[Math] General birth and death process

markov chainsmarkov-processprobabilitystatistics

hi i need some help to understand the following (from the general birth and death process).I'll give some context first , then i ask questions.

Consider general birth and death process with birth rates $\{\lambda_n \}$ and death rates,where $\mu_o = 0$, and let $T_i$ denote the time,starting from state $i$, it takes the process to enter $i+1$, $i\geq 0$. We will recursively compute $E[T_i]$,$i\geq 1$,by starting with $i = 0$. Since $T_0$ is exponential with rate $\lambda_0$ we have:

$E[T_0]= \frac{1}{\lambda_0}$

For $i> 0$, we condition wheater the first transition takes the process into state $i-1$ or $i+1$, that is let:

$I_i = \begin{cases} 1, &\mbox{if the first tranistion from $i$ is to $i+1$ } \\
0 & \mbox{if the first transition from $i$ is to $i-1$} \end{cases}$

and note that

$E[T_i\vert I_i = 1] = \frac{1}{\lambda_i +\mu_i}$

$E[T_i\vert I_i = 0] = \frac{1}{\lambda_i +\mu_i} + E[T_{i-1}]+ E[T_{i}] $

$\textbf{questions}$

$E[T_i\vert I_i = 1] = \frac{1}{\lambda_i +\mu_i}$

how do i interpret this? it is clear from the text above that $E[T_i\vert I_i = 1]$ is the expected time for the process to enter state $i+1$,given that the first transition is from $i $ to $i+1$.

but how is this equal to $\frac{1}{\lambda_i +\mu_i}$. Is this the mean for the minimum of two random variables with rates $\lambda_i$ and $\mu_i$?

Best Answer

Consider a general state $i>0$.

A transition from state $i$ to state $i+1$ means that the first birth (occurring after $i$) takes place before the first death (occurring after $i$).

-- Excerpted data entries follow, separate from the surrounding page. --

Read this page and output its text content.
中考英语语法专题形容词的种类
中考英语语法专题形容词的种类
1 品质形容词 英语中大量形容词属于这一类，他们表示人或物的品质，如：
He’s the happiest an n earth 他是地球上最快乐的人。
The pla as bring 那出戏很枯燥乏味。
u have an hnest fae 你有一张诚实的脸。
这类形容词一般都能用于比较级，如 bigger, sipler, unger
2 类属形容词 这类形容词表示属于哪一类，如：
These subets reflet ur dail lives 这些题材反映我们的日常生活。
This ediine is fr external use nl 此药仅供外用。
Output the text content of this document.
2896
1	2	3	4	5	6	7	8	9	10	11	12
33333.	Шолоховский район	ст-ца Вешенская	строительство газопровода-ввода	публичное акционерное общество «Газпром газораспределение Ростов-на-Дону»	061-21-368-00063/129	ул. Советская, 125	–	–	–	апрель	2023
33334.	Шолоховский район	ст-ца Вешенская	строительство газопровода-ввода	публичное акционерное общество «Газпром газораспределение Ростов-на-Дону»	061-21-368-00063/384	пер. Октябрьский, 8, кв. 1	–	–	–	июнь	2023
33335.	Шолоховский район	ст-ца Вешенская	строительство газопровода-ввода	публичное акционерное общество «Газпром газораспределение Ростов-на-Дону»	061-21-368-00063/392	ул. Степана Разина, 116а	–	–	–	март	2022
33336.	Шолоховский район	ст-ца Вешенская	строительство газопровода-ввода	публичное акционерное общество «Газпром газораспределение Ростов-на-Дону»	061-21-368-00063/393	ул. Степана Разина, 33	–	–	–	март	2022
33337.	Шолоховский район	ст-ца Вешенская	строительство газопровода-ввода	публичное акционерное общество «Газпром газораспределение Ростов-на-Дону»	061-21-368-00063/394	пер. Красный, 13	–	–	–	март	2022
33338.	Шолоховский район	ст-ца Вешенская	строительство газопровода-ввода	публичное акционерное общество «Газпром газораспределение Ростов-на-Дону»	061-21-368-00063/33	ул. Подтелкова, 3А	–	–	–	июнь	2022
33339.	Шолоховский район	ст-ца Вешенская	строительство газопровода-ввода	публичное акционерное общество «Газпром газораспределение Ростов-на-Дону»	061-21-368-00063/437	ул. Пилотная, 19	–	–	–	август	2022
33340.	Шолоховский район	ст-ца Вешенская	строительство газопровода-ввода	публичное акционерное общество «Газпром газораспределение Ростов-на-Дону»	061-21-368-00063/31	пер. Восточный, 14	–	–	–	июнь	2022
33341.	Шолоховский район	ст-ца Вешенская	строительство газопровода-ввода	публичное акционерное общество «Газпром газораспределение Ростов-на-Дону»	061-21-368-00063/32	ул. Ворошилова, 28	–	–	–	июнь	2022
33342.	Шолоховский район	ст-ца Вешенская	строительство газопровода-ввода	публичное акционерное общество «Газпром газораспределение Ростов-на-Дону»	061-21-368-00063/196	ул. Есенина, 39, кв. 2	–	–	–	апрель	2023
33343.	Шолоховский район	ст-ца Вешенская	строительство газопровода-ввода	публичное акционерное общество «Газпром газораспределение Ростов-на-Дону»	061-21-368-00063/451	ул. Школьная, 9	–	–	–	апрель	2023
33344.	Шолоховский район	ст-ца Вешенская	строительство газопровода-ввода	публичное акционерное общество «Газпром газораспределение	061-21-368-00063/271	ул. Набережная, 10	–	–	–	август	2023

Births occur with rate $\lambda_i$ and deaths with rate $\mu_i$, so if we consider two independent exponential random variables $B_i\sim\mathrm{Exp}(\lambda_i)$ and $D_i\sim\mathrm{Exp}(\mu_i)$, then

\begin{align*} \mathbb{E}\left[T_i\,|\,I_i=1\right]=\mathbb{E}\left[B_i\wedge D_i\,|\,B_i\le D_i\right]&=\mathbb{E}\left[B_i\,|\,B_i\le D_i\right]\\ &=\frac{1}{\mathbb{P}(B_i\le D_i)}\int_{u=0}^\infty\int_{v=u}^\infty u\lambda_i\mu_ie^{-(\lambda_i u+\mu_i v)}\,\mathrm{d}u\mathrm{d}v\\ &=\frac{1}{\mathbb{P}(B_i\le D_i)}\int_{u=0}^\infty u\lambda_ie^{-(\lambda_i+\mu_i)u}\,\mathrm{d}u\\ &=\frac{1}{\mathbb{P}(B_i\le D_i)}\frac{\lambda_i}{\lambda_i+\mu_i}\frac{1}{\lambda_i+\mu_i}\\ &=\frac{1}{\lambda_i+\mu_i}, \end{align*}

since you can easily check that $\mathbb{P}(B_i\le D_i)=\frac{\lambda_i}{\lambda_i+\mu_i}$.